Appropriators showed some sympathy on the House floor Wednesday for Rep. James P. Moran’s concern that members of Congress aren’t paid well enough to afford Washington.

Rep. Tom Cole, R-Okla., who holds the gavel on the panel that funds House operations, disagreed with Moran’s proposed housing stipend, pointing out that it was out of order on a spending bill, but said repeatedly that he was “glad” the Virginia Democrat made the “important point.”

Moran pitched an amendment that would have added about $2,800 to the average member’s $174,000 annual salary to help cover the high cost of living in the District and its immediate surrounding area. His framed his proposal, rejected by the House Rules Committee, as a way to diversify the ranks of Congress beyond independently wealthy members and those looking to cash out for fat private sector paychecks.

“I particularly share your concerns about the long-term character of the body, and I think those are well made,” Cole said Wednesday.  ”I don’t think we are in any danger right now of reaching that point, but I think my friend does point out a trend that could occur.

“I would also be quick to add there are about as many different styles of members as there are members themselves,” Cole continued, saying that some serve only a few years in Congress, not because they want to cash out, but because they support term limits. “They just think that’s the appropriate length of time, and that’s a judgment that quite often shared by their constituents.”
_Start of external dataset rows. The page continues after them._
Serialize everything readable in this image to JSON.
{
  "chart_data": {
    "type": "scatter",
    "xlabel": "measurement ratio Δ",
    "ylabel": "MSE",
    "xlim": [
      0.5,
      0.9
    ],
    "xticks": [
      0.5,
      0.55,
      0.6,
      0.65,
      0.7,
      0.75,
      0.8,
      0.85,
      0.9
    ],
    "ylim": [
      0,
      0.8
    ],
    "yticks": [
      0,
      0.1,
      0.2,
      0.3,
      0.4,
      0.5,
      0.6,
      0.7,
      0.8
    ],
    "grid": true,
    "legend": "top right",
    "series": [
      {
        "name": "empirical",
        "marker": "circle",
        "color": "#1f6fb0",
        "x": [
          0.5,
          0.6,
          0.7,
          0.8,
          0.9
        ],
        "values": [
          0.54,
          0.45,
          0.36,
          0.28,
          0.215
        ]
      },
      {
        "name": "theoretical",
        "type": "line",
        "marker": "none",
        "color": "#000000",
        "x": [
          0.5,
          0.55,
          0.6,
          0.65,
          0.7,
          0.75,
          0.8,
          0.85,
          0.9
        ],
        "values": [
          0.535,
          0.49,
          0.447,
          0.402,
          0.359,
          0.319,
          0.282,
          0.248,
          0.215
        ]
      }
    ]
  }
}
Moran, who is retiring at the end of this term after 23 years in Congress, has watched congressional pay decline by 20 percent in actual dollars during his tenure. This is the first time a congressional pay freeze has been included in the legislative branch appropriations bill, and Moran worries his colleagues are setting a “dangerous precedent.”

Rep. Alcee L. Hastings, D-Fla., also supported a salary increase and suggested that, with “at least 20 members of the House of Representatives living in their offices” and moderate annual rent in D.C. hovering around $27,000, now might be a good time to act.

“I don’t think it unreasonable for us to not only have a discussion, but to do something about the fact that there are members that are here that can’t afford that on the salary that they make,” Hastings said on the floor Wednesday.

He suggested that the public might be more sympathetic to the idea if they could see that the representative they elect “cannot serve in a proper manner living in accommodations, that I think they deserve by getting to this high station.”